Fedorova Olga
Howard Hughes Medical Institute and Department of Molecular, Cellular and Developmental Biology, Yale University, New Haven, CT, USA.
Methods Mol Biol. 2012;848:91-111. doi: 10.1007/978-1-61779-545-9_7.
Group II introns are large self-splicing ribozymes found in bacterial genomes, in organelles of plants and fungi, and even in some animal organisms. Many organellar group II introns interrupt important housekeeping genes; therefore, their splicing is critical for the survival of the host organism. Group II introns are versatile catalytic RNAs: they facilitate their own excision from a pre-mRNA, they promote ligation of exons to form a translation-competent mature mRNA; they can act like mobile genomic elements and insert themselves into RNA and DNA targets with remarkable precision, which makes them attractive tools for genetic engineering. The first step in characterization of any group II intron is the evaluation of its catalytic activity and its ability to properly fold into the native functionally active structure. This chapter describes kinetic assays used to characterize folding and catalytic properties of group II intron-derived ribozymes.

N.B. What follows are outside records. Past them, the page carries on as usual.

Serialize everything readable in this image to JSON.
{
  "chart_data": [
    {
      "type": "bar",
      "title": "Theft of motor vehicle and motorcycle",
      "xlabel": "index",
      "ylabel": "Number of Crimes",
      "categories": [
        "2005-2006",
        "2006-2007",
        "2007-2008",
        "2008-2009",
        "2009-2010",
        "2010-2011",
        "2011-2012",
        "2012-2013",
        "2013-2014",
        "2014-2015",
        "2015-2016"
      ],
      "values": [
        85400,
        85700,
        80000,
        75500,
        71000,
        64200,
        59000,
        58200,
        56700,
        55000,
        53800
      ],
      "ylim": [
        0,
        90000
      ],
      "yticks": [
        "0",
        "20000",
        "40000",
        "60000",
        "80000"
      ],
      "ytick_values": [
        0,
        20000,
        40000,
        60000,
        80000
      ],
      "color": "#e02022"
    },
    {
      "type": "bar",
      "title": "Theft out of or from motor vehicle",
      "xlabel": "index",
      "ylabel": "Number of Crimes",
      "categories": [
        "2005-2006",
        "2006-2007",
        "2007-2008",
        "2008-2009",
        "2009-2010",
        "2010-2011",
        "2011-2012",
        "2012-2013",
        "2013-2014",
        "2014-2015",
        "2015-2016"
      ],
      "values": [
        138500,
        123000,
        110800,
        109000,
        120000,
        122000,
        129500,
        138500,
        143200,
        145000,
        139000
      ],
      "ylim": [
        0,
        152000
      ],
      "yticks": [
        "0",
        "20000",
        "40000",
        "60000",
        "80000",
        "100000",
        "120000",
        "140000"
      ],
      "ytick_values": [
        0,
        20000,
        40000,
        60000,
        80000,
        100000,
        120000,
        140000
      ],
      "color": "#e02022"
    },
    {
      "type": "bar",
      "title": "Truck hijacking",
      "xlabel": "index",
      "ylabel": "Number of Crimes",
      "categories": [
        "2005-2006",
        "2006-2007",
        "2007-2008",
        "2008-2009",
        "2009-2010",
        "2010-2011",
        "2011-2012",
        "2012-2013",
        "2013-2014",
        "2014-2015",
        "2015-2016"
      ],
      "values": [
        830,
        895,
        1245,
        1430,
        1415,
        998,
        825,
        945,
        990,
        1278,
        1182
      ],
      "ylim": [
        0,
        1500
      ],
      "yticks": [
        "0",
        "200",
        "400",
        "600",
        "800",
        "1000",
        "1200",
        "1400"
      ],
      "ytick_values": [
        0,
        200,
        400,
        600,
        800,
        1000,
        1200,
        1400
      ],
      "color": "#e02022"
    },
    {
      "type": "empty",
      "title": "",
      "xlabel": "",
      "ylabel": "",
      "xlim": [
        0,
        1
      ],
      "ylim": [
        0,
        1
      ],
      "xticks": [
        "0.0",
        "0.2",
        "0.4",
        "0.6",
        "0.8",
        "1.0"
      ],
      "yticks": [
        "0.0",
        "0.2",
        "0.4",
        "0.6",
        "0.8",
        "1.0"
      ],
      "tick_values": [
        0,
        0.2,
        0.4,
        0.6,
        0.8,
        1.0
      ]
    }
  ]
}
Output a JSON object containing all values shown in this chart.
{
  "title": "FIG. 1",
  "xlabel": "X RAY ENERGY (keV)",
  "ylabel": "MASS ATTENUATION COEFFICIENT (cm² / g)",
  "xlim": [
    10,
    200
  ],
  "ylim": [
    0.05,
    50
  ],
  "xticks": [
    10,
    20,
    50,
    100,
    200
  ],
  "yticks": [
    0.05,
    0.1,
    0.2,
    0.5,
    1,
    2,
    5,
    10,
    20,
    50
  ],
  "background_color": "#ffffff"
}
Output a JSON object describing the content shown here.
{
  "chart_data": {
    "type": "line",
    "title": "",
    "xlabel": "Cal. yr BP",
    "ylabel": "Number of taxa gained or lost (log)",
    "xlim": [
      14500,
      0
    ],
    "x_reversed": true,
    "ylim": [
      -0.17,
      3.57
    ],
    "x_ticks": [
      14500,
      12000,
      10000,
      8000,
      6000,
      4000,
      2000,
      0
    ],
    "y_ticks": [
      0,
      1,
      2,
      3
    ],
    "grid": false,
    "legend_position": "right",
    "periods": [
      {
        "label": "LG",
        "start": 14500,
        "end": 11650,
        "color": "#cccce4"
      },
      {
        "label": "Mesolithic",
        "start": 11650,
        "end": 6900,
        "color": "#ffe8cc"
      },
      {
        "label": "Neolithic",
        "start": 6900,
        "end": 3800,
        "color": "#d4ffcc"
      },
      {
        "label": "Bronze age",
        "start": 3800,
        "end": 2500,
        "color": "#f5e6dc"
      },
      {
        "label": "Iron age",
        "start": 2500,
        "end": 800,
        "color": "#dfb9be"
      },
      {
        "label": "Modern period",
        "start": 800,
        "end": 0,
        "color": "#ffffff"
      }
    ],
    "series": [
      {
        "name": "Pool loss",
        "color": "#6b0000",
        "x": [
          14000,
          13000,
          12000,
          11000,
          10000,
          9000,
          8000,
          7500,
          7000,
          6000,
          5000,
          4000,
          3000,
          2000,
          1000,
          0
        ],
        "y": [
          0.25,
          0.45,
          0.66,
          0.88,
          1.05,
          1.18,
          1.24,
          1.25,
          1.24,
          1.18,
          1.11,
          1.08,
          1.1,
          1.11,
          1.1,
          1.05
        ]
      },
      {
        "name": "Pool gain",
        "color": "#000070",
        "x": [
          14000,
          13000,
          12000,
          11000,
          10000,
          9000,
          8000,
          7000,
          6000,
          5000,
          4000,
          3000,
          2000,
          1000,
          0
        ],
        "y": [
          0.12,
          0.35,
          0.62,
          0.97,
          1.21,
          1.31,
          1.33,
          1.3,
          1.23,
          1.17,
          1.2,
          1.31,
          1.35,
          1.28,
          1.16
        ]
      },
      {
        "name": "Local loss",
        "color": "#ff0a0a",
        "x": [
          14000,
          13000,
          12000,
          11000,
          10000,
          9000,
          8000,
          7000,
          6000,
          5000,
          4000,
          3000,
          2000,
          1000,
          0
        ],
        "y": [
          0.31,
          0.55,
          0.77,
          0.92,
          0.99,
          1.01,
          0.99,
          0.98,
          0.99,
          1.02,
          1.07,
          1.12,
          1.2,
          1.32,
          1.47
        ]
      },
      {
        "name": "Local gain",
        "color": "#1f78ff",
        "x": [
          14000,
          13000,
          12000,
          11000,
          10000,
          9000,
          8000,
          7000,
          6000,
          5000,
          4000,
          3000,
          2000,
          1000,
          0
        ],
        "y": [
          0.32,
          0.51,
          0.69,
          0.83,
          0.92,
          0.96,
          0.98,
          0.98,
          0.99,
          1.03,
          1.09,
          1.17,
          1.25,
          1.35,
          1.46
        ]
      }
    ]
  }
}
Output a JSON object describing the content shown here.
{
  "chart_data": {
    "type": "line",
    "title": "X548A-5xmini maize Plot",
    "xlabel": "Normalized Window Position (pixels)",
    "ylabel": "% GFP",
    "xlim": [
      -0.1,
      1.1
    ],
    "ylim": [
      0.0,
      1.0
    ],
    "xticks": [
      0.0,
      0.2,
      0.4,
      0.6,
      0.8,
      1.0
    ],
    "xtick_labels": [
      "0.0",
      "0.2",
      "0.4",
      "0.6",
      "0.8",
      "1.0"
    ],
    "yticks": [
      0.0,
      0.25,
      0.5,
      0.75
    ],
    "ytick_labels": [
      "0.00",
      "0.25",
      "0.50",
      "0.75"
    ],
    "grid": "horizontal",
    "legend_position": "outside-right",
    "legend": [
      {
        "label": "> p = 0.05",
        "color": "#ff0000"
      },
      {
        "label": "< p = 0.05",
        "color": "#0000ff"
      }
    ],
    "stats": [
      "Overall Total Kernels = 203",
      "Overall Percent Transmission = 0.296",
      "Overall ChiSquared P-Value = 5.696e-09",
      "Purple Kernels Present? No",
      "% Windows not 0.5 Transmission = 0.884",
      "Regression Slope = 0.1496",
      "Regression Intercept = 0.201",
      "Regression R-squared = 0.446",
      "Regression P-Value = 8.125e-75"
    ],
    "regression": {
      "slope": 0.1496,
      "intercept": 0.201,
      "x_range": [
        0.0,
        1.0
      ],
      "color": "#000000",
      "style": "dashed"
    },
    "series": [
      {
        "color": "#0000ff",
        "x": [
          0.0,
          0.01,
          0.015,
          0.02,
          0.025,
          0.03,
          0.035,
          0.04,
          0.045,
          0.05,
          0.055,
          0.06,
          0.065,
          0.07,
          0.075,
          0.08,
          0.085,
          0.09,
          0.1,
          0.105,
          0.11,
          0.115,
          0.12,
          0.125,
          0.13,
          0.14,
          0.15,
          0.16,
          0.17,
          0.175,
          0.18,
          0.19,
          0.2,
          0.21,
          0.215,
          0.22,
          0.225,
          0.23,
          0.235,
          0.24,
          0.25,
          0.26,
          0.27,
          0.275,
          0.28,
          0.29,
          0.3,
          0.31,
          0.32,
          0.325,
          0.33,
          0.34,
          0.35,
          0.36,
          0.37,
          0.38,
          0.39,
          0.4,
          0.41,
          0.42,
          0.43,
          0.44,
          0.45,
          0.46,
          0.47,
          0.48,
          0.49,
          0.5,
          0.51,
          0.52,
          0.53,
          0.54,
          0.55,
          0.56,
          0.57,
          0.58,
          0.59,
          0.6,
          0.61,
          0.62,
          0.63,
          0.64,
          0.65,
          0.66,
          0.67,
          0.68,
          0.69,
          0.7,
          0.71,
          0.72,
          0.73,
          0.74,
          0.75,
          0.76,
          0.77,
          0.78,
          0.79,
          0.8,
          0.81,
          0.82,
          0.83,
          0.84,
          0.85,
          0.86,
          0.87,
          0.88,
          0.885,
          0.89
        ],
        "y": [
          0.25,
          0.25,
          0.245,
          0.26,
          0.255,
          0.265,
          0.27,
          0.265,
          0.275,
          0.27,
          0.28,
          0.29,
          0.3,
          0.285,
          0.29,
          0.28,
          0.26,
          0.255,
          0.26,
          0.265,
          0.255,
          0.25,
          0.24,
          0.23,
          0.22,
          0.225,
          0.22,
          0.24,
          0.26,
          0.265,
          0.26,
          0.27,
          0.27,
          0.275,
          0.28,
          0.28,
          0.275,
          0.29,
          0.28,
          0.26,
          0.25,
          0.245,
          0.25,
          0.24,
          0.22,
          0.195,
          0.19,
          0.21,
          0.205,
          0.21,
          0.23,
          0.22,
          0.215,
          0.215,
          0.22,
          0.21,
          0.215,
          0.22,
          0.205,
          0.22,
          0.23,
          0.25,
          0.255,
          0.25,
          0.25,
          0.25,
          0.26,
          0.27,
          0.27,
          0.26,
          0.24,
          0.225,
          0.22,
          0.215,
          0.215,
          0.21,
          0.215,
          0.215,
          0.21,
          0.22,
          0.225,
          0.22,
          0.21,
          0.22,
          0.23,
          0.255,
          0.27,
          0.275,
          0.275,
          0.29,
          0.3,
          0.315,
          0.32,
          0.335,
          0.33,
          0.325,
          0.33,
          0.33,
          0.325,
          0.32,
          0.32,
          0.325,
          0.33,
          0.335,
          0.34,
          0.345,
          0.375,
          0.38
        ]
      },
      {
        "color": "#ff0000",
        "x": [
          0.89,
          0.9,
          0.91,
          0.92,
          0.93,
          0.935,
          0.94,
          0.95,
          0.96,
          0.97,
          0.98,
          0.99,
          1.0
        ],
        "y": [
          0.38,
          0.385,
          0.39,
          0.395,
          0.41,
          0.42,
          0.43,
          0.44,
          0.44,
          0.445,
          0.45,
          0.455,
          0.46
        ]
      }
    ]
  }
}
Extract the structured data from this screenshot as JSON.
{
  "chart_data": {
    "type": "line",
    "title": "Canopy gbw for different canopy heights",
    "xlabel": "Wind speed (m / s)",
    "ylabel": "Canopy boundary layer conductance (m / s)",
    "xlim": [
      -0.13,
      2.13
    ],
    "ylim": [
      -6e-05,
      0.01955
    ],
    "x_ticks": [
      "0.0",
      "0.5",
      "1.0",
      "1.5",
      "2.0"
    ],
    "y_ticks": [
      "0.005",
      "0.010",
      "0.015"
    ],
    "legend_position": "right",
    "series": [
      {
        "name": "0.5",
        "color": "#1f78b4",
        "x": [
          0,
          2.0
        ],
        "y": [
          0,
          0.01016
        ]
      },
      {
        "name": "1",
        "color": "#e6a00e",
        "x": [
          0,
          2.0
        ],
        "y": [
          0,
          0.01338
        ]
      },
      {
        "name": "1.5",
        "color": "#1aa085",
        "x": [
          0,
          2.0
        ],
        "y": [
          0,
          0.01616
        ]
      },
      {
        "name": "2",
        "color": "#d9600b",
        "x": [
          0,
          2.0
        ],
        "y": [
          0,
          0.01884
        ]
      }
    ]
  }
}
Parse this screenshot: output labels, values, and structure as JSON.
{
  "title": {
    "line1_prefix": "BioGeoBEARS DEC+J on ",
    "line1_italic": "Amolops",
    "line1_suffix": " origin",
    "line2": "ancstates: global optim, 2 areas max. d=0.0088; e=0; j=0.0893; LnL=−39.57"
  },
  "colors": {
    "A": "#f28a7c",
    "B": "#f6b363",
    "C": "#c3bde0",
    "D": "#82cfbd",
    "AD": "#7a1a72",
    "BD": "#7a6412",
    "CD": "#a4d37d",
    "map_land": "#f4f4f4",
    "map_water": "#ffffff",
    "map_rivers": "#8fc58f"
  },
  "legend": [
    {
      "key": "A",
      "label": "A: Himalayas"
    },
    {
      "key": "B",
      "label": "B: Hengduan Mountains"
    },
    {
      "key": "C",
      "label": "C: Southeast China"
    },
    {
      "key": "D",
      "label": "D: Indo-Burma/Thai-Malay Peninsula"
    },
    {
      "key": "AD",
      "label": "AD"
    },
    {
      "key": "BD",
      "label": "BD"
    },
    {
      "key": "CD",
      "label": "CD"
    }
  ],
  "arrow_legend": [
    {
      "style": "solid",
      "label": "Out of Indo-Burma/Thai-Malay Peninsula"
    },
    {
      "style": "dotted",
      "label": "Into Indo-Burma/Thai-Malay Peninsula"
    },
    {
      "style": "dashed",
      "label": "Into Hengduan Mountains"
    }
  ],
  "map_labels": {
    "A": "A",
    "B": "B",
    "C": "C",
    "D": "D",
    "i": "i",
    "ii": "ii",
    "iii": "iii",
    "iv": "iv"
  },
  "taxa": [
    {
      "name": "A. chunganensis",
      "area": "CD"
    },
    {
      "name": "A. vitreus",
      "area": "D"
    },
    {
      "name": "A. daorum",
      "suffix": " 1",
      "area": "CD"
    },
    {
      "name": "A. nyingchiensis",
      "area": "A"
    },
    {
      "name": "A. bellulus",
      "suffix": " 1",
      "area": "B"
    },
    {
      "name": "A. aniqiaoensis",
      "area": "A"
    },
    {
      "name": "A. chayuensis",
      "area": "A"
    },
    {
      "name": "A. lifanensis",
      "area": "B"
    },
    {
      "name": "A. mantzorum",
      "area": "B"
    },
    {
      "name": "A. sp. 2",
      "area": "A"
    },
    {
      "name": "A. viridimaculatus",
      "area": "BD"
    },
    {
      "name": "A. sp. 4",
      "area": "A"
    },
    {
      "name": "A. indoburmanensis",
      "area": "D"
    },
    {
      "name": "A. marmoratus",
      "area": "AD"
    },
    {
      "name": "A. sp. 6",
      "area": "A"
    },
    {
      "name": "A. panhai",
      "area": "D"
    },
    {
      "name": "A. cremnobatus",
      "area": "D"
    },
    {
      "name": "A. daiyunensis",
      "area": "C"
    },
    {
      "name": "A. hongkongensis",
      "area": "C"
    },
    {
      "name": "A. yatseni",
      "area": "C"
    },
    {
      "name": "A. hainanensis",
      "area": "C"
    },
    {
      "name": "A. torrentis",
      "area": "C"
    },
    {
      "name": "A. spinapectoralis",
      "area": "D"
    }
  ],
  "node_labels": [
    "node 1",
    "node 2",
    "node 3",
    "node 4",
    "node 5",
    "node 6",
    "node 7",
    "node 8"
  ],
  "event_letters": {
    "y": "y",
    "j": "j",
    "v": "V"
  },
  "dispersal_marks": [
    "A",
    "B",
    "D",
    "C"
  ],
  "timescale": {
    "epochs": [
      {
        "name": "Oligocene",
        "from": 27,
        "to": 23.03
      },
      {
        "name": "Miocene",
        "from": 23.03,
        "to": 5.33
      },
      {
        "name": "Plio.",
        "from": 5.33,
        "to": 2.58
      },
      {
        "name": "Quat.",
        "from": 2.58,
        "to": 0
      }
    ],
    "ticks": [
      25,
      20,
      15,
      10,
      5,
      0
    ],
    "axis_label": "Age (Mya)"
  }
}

II 类内含子是在细菌基因组、植物和真菌的细胞器甚至一些动物生物体中发现的大型自我剪接核酶。许多细胞器 II 类内含子会中断重要的管家基因;因此,它们的剪接对于宿主生物体的生存至关重要。II 类内含子是多功能催化 RNA:它们促进自身从前体 mRNA 中切除,促进外显子连接以形成具有翻译能力的成熟 mRNA;它们可以像移动基因组元件一样发挥作用,并以极高的精度将自身插入 RNA 和 DNA 靶标,这使其成为基因工程中有吸引力的工具。表征任何 II 类内含子的第一步是评估其催化活性以及正确折叠成天然功能活性结构的能力。本章描述了用于表征 II 类内含子衍生核酶的折叠和催化特性的动力学测定方法。